Architecture Strategy

The Spider Trap: Fixing 12 Million Wasted Crawls

Not Indexed

12.6M

Actually Indexed

103K

Crawl Waste

99.1%

Diagnosis: Crawl Budget Inefficiency

During an audit of a large enterprise retailer, we analyzed the ratio of 'Crawled' vs 'Indexed' pages in Search Console. The discrepancy was critical: Google had crawled over 12.6 million URLs, but only indexed 103,000.

Of the millions of 'filtered' pages crawled, only 132 received organic search impressions in the past year. The remainder represented wasted server resources and crawl budget distraction.

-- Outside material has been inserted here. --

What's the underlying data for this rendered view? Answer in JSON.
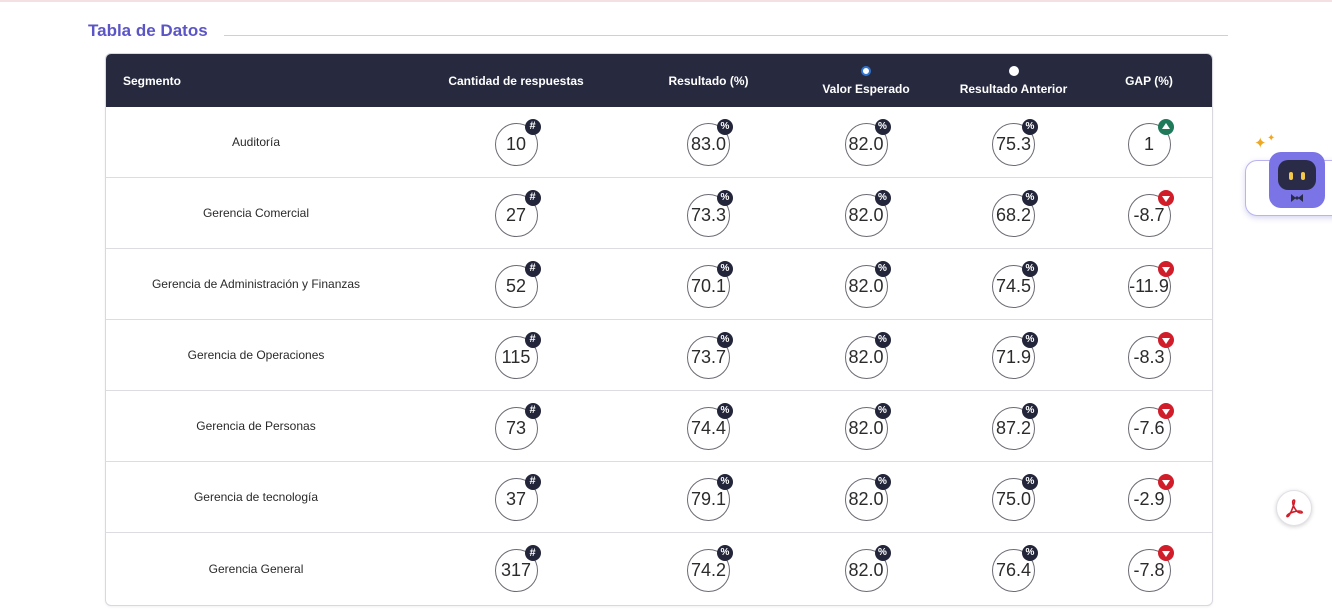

The Root Cause: Uncontrolled Facets

The site allowed users to refine product grids by multiple attributes. Each filter selection appended a new query parameter to the URL. Because parameters could be stacked in any order, this created a near-infinite number of unique URLs.

html

https://site.com/category?color=red,blue,green
https://site.com/category?color=blue,red,green
https://site.com/category?color=green,blue,red

The Strategic Solution: The 'Fragments' Strategy

To mitigate crawl waste while preserving UX, we prescribed a multi-tier defense strategy.

1. Immediate Triage: Robots.txt Blocking

We identified specific URL patterns generated exclusively by the filter engine (e.g., `filter.color`) and implemented strict Disallow rules to halt crawler access immediately.

yaml

User-agent: *
Disallow: /*?filter.color=*
Disallow: /*facets=*

2. The Long-Term Fix: URL Fragments

For permanent architecture, we recommended migrating filter state from Query Parameters (`?`) to URL Fragments (`#`). Search engines ignore the hash fragment, ensuring only the canonical category page is crawled while maintaining user functionality.